FORT WAYNE, IND. — When Mark Studler was renewing his specialty license plate recently, which touts his support of environmental issues, he expected to pay the annual premium of $40 to the state.
After all, he wanted to express his love of the great outdoors every time he hit the highways -- and liked that $25 of the fee was donated to the Indiana Heritage Trust, a state conservation group.
But he objected to a new license plate that he felt also qualified as a specialty plate -- one with the motto "In God We Trust" -- but didn't require a premium. Not even the $15 extra fee that usually goes to the state for administrative costs.
"I don't have any problem with people expressing their religious beliefs, whether it's on a bumper sticker or their license plate," said Studler, 49, a construction worker. "But folks should be treated in the same way -- and charged the same fees by the state -- as Hoosiers who prefer that their custom tags promote education or the environment."
Last week, the American Civil Liberties Union of Indiana filed a lawsuit, on behalf of Studler, in state court against the Indiana Bureau of Motor Vehicles and Commissioner Ronald L. Stiver. The complaint challenges a law that lets motorists get the "In God We Trust" design without paying the $15 administrative fee.
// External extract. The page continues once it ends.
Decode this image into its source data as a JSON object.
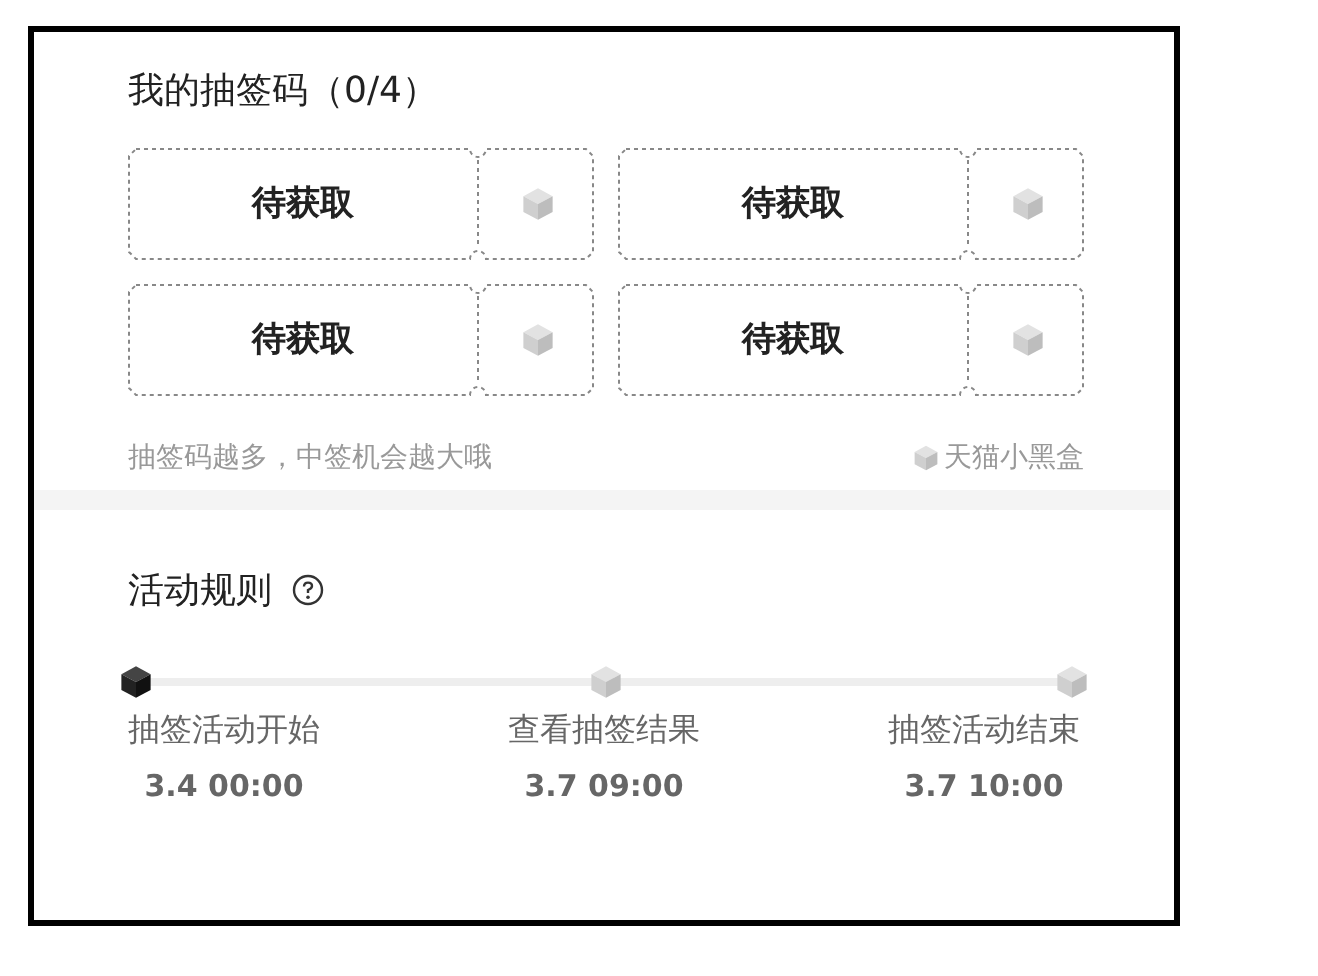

The state says the new "In God We Trust" plate is not a specialty plate -- like dozens of others it offers -- but rather a second "standard" plate, like the one that features a pastoral scene, and is thus not subject to special fees.
State officials say the plate, introduced in January, has been a hit, chosen by more than 540,000 motorists. That means that had the state charged the $15 fee, it would have an additional $8 million in its coffers.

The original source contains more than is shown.